Стриж допил остатки чая, вернул остатки меда в холодильник, сполоснул и убрал на верхнюю полку сушилки кружку.

— Пойду сбегаю на обзорную площадку, заодно виноград посмотрю.

— За казармы сходи, там еще должен был остаться, если Шурик не подъел. А вдоль тропы его туристы недозрелым весь оборвали, — посоветовал Кузнецов. — И салфетки спиртовые прихвати, сходишь за 250-ю батарею, протрешь объектив камеры, а то опять картинка мутная.

— Да что там с юга смотреть? Корейцы к нам сроду не лезли, а для туристов с Голубиного сейчас не сезон.

Идти на самый юг острова до мыса Бочкова, да еще спускаться по косогору к старой прожекторной позиции, где была установлена дистанционно управляемая камера, обеспечивающая обзор с юга, желания не было.
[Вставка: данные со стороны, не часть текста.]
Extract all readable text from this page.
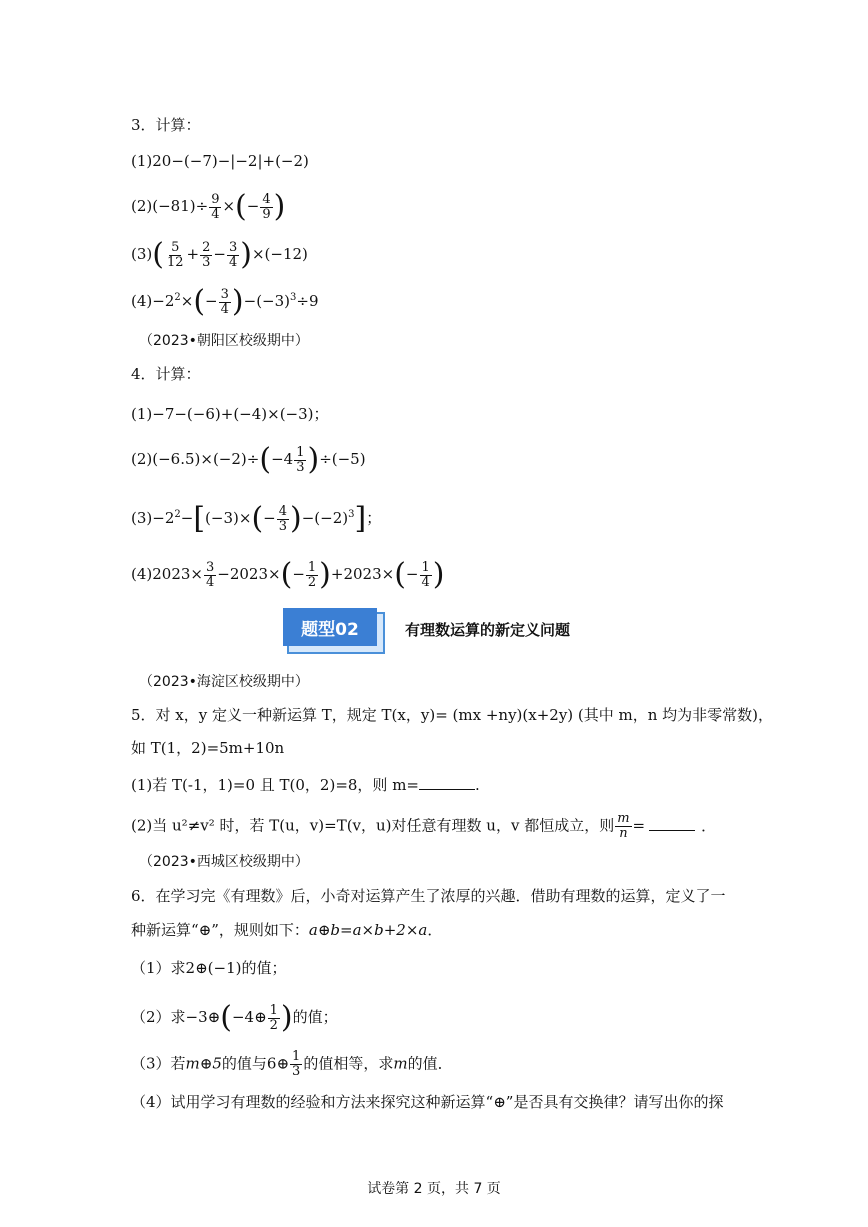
3．计算：
(1)20−(−7)−|−2|+(−2)
$(2)(-81)\div \frac{9}{4}$ ×(− $\frac{4}{9}$ )
$(3)( \frac{5}{12} + \frac{2}{3} - \frac{3}{4} )\times(-12)$
$(4)-2^2\times(- \frac{3}{4} )-(-3)^3\div 9$
（2023•朝阳区校级期中）
4．计算：
(1)−7−(−6)+(−4)×(−3)；
$(2)(-6.5)\times(-2)\div(-4 \frac{1}{3} )\div(-5)$
$(3)-2^2-[(-3)\times(- \frac{4}{3} )-(-2)^3]$；
$(4)2023\times \frac{3}{4} -2023\times(- \frac{1}{2} )+2023\times(- \frac{1}{4}$ )
题型02	有理数运算的新定义问题
（2023•海淀区校级期中）
5．对 x，y 定义一种新运算 T，规定 T(x，y)= (mx +ny)(x+2y) (其中 m，n 均为非零常数)，
如 T(1，2)=5m+10n
(1)若 T(-1，1)=0 且 T(0，2)=8，则 m=	.
(2)当 u²≠v² 时，若 T(u，v)=T(v，u)对任意有理数 u，v 都恒成立，则 $\frac{m}{n}$ =	．
（2023•西城区校级期中）
6．在学习完《有理数》后，小奇对运算产生了浓厚的兴趣．借助有理数的运算，定义了一
种新运算“⊕”，规则如下：a⊕b=a×b+2×a．
（1）求2⊕(−1)的值；
（2）求−3⊕(−4⊕ $\frac{1}{2}$ )的值；
（3）若m⊕5的值与6⊕ $\frac{1}{3}$ 的值相等，求m的值．
（4）试用学习有理数的经验和方法来探究这种新运算“⊕”是否具有交换律？请写出你的探
试卷第 2 页，共 7 页
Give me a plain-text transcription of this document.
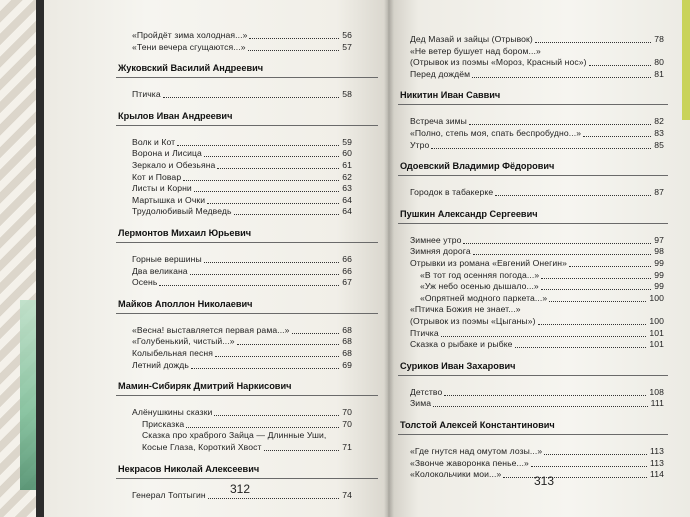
«Пройдёт зима холодная...»	56
«Тени вечера сгущаются...»	57
Жуковский Василий Андреевич
Птичка	58
Крылов Иван Андреевич
Волк и Кот	59
Ворона и Лисица	60
Зеркало и Обезьяна	61
Кот и Повар	62
Листы и Корни	63
Мартышка и Очки	64
Трудолюбивый Медведь	64
Лермонтов Михаил Юрьевич
Горные вершины	66
Два великана	66
Осень	67
Майков Аполлон Николаевич
«Весна! выставляется первая рама...»	68
«Голубенький, чистый...»	68
Колыбельная песня	68
Летний дождь	69
Мамин-Сибиряк Дмитрий Наркисович
Алёнушкины сказки	70
Присказка	70
Сказка про храброго Зайца — Длинные Уши,
Косые Глаза, Короткий Хвост	71
Некрасов Николай Алексеевич
Генерал Топтыгин	74
312
Дед Мазай и зайцы (Отрывок)	78
«Не ветер бушует над бором...»
(Отрывок из поэмы «Мороз, Красный нос»)	80
Перед дождём	81
Никитин Иван Саввич
Встреча зимы	82
«Полно, степь моя, спать беспробудно...»	83
Утро	85
Одоевский Владимир Фёдорович
Городок в табакерке	87
Пушкин Александр Сергеевич
Зимнее утро	97
Зимняя дорога	98
Отрывки из романа «Евгений Онегин»	99
«В тот год осенняя погода...»	99
«Уж небо осенью дышало...»	99
«Опрятней модного паркета...»	100
«Птичка Божия не знает...»
(Отрывок из поэмы «Цыганы»)	100
Птичка	101
Сказка о рыбаке и рыбке	101
Суриков Иван Захарович
Детство	108
Зима	111
Толстой Алексей Константинович
«Где гнутся над омутом лозы...»	113
«Звонче жаворонка пенье...»	113
«Колокольчики мои...»	114
313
Сашка бы лучше на север к мысу Круглому сбегал, на птичий базар полюбоваться. Ну и несколько отличных кадров сделать, благо у служебного уникома[5] камера с мощным зумом и тройной стабилизацией. Будет что в группе в «Телеграм» выложить! А в два конца до обеда никак не успеть.

Кузнецов без труда разгадал планы напарника.

— Давай, давай дуй! А я пока кулеш на обед сварганю. На гнездовья завтра с утречка сбегать успеешь. Если на зорьке встанешь, то с мыса Клавдии шикарные рассветные кадры получишь, все твои сокурсники пообзавидуются!

Идея Сашке понравилась, и он, переобувшись в кроссовки и убрав тапочки на отведённое место, размашисто зашагал по деревянному настилу экологической тропы. Бодренько дотопал до родничка, зачерпнул резным липовым ковшиком и с наслаждением выпил холодной ключевой водички. Вкусно! Чуть выше свернул с оборудованной тропы на неприметную тропинку и шагнул под полог дремучего леса, перевитого лианами.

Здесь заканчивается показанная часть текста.